Indeed ecological degradation-forests, rivers, biodiversity-has the most devastating impact on the poor; and resource depletion reduces livelihoods and creates poverty. So economic growth is certainly not a measurement that benefits the poorest parts of the world. In any case, depleting nature cannot serve anyone for much longer, even the rich, who may be, as the late British financier James Goldsmith put it - "enjoying champagne on the deck of the Titanic."

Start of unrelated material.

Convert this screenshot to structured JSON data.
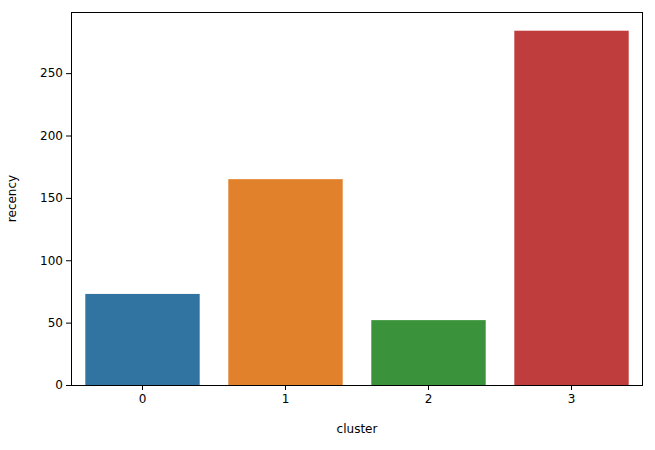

One can only conclude from this that the present system is fundamentally flawed, and cannot be corrected by reforms at the margin. It must be changed to a very different system, based on values and institutional relationships that place human beings and nature above percentage returns on investment.

 

Jerry Mander and Debi Barker are co-directors of the International Forum On Globalization. David Korten is a former economist with USAID, author of When Corporations Rule the World, and an associate of the International Forum On Globalization.